Certo la sua pittura giocata su studiati rapporti di lumi e ombre e caratterizzata da un ricco panneggio morbidamente modellato sulle figure avrà fatto venire più di un grattacapo agli arazzieri. La serie dedicata alla Vita di Cristo si trova oggi nella cattedrale di Saint John the Divine a New York. Al contrario il reatino Antonio Gherardi, genio multiforme e bizzarro del secondo barocco romano ha ben saputo adattare il proprio sentire neoveronesiano a quanto richiesto dalla trasposizione su arazzo. Infatti, se solo si osserva la bellissima opera in mostra, dedicata a Maffeo Barberini, allora chierico di camera e dunque all’inizio del suo esaltante cursus honorum, impegnato a porre fine alle numerose inondazioni del lago Trasimeno, si assiste ad una semplificazione dei tratti e delle forme rispetto ai modi più consueti del pittore.

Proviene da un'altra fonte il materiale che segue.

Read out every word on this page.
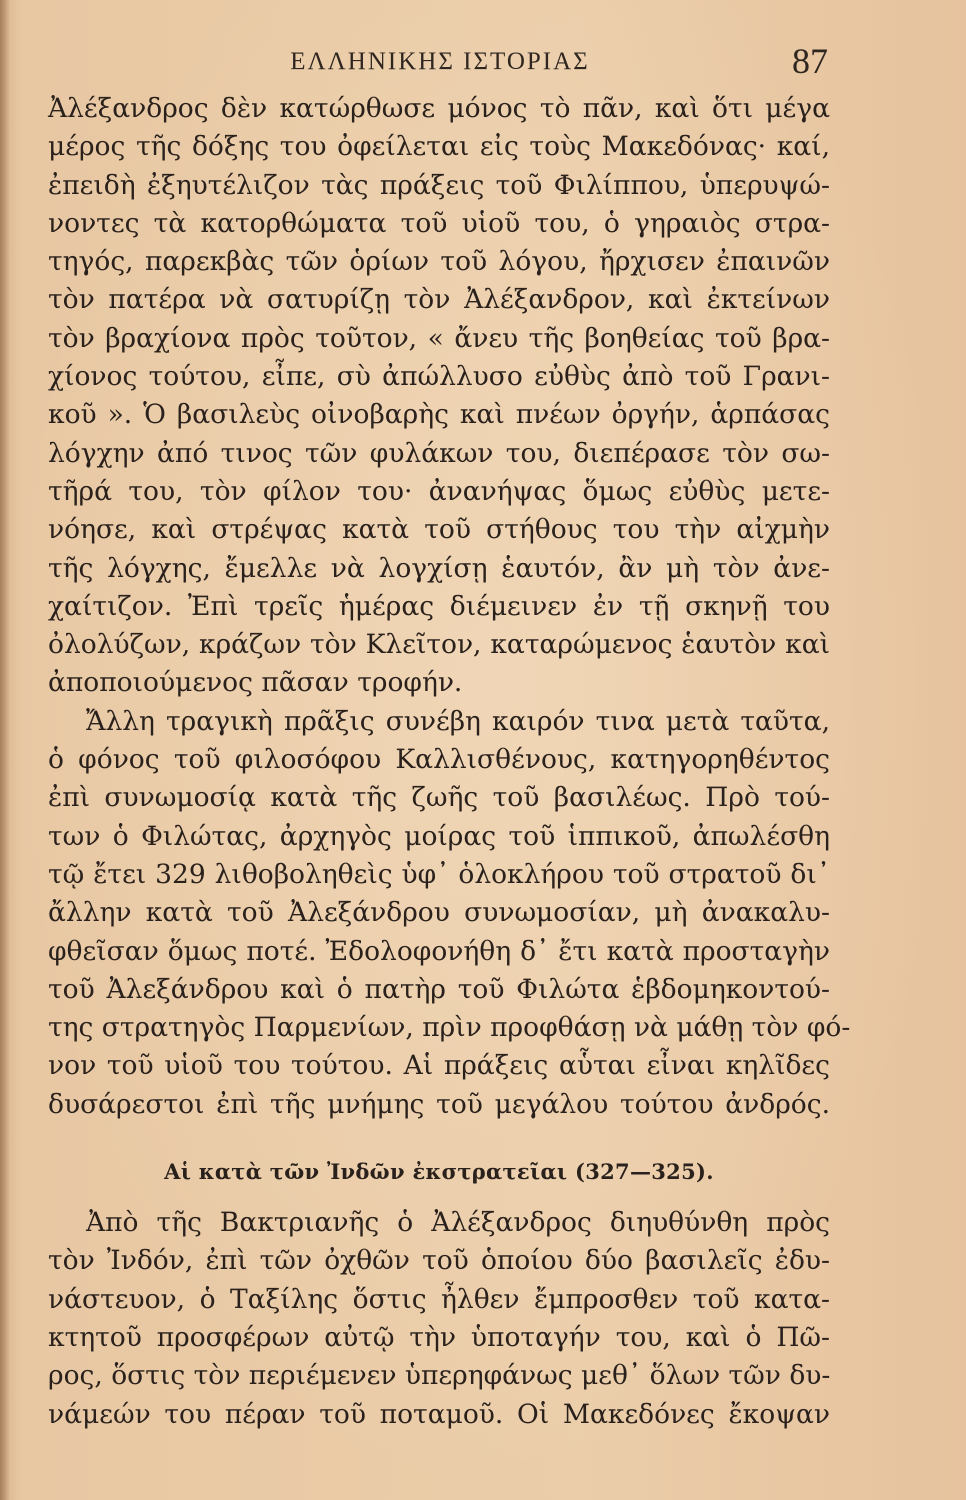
ΕΛΛΗΝΙΚΗΣ ΙΣΤΟΡΙΑΣ	87
Ἀλέξανδρος δὲν κατώρθωσε μόνος τὸ πᾶν, καὶ ὅτι μέγα
μέρος τῆς δόξης του ὀφείλεται εἰς τοὺς Μακεδόνας· καί,
ἐπειδὴ ἐξηυτέλιζον τὰς πράξεις τοῦ Φιλίππου, ὑπερυψώ-
νοντες τὰ κατορθώματα τοῦ υἱοῦ του, ὁ γηραιὸς στρα-
τηγός, παρεκβὰς τῶν ὁρίων τοῦ λόγου, ἤρχισεν ἐπαινῶν
τὸν πατέρα νὰ σατυρίζῃ τὸν Ἀλέξανδρον, καὶ ἐκτείνων
τὸν βραχίονα πρὸς τοῦτον, « ἄνευ τῆς βοηθείας τοῦ βρα-
χίονος τούτου, εἶπε, σὺ ἀπώλλυσο εὐθὺς ἀπὸ τοῦ Γρανι-
κοῦ ». Ὁ βασιλεὺς οἰνοβαρὴς καὶ πνέων ὀργήν, ἁρπάσας
λόγχην ἀπό τινος τῶν φυλάκων του, διεπέρασε τὸν σω-
τῆρά του, τὸν φίλον του· ἀνανήψας ὅμως εὐθὺς μετε-
νόησε, καὶ στρέψας κατὰ τοῦ στήθους του τὴν αἰχμὴν
τῆς λόγχης, ἔμελλε νὰ λογχίσῃ ἑαυτόν, ἂν μὴ τὸν ἀνε-
χαίτιζον. Ἐπὶ τρεῖς ἡμέρας διέμεινεν ἐν τῇ σκηνῇ του
ὀλολύζων, κράζων τὸν Κλεῖτον, καταρώμενος ἑαυτὸν καὶ
ἀποποιούμενος πᾶσαν τροφήν.
Ἄλλη τραγικὴ πρᾶξις συνέβη καιρόν τινα μετὰ ταῦτα,
ὁ φόνος τοῦ φιλοσόφου Καλλισθένους, κατηγορηθέντος
ἐπὶ συνωμοσίᾳ κατὰ τῆς ζωῆς τοῦ βασιλέως. Πρὸ τού-
των ὁ Φιλώτας, ἀρχηγὸς μοίρας τοῦ ἱππικοῦ, ἀπωλέσθη
τῷ ἔτει 329 λιθοβοληθεὶς ὑφ᾽ ὁλοκλήρου τοῦ στρατοῦ δι᾽
ἄλλην κατὰ τοῦ Ἀλεξάνδρου συνωμοσίαν, μὴ ἀνακαλυ-
φθεῖσαν ὅμως ποτέ. Ἐδολοφονήθη δ᾽ ἔτι κατὰ προσταγὴν
τοῦ Ἀλεξάνδρου καὶ ὁ πατὴρ τοῦ Φιλώτα ἑβδομηκοντού-
της στρατηγὸς Παρμενίων, πρὶν προφθάσῃ νὰ μάθῃ τὸν φό-
νον τοῦ υἱοῦ του τούτου. Αἱ πράξεις αὗται εἶναι κηλῖδες
δυσάρεστοι ἐπὶ τῆς μνήμης τοῦ μεγάλου τούτου ἀνδρός.
Αἱ κατὰ τῶν Ἰνδῶν ἐκστρατεῖαι (327—325).
Ἀπὸ τῆς Βακτριανῆς ὁ Ἀλέξανδρος διηυθύνθη πρὸς
τὸν Ἰνδόν, ἐπὶ τῶν ὀχθῶν τοῦ ὁποίου δύο βασιλεῖς ἐδυ-
νάστευον, ὁ Ταξίλης ὅστις ἦλθεν ἔμπροσθεν τοῦ κατα-
κτητοῦ προσφέρων αὐτῷ τὴν ὑποταγήν του, καὶ ὁ Πῶ-
ρος, ὅστις τὸν περιέμενεν ὑπερηφάνως μεθ᾽ ὅλων τῶν δυ-
νάμεών του πέραν τοῦ ποταμοῦ. Οἱ Μακεδόνες ἔκοψαν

Il protagonista si trova al centro della scena, intento a verificare il progetto della regolazione delle acque del lago e a dare indicazioni, mentre il resto è svolto dal pittore facendo ricorso ad elementi realistici, quali le figure dei lavoratori intenti a tagliare le canne troppo cresciute e a spalare la terra, rimuovendo gli ostacoli al regolare flusso delle acque, ma anche a raffigurazioni allegoriche, quali si osservano nella lotta tra la Terra e l’Acqua che si vede, sul cartone, sulla sinistra dello spettatore. Il pittore vi ha privilegiato gli elementi lineari e plastici della composizione provando a semplificare nei limiti del possibili il difficile compito, ad esempio, di restituire la sensazione dell’acqua, in una tecnica così difficile come quella della tela intessuta.

Gli arazzi venivano conservati gelosamente e rimossi dalla guardaroba solo nelle occasioni solenni in cui sarebbero stati esposti. Per averne un’idea si può, in sede di mostra, osservare la decorazione della chiesa del Gesù, sovrintesa da Andrea Sacchi, registrata dal dipinto a più mani dedicato alla celebrazione del centenario dell’ordine dei Gesuiti.

L’esposizione, seppur ristretta, susciterà senza dubbio l’interesse del visitatore verso una pratica artistica così ricca e laboriosa, sperando che ciò porti ad altre iniziative altrettanto interessanti e di più largo spettro.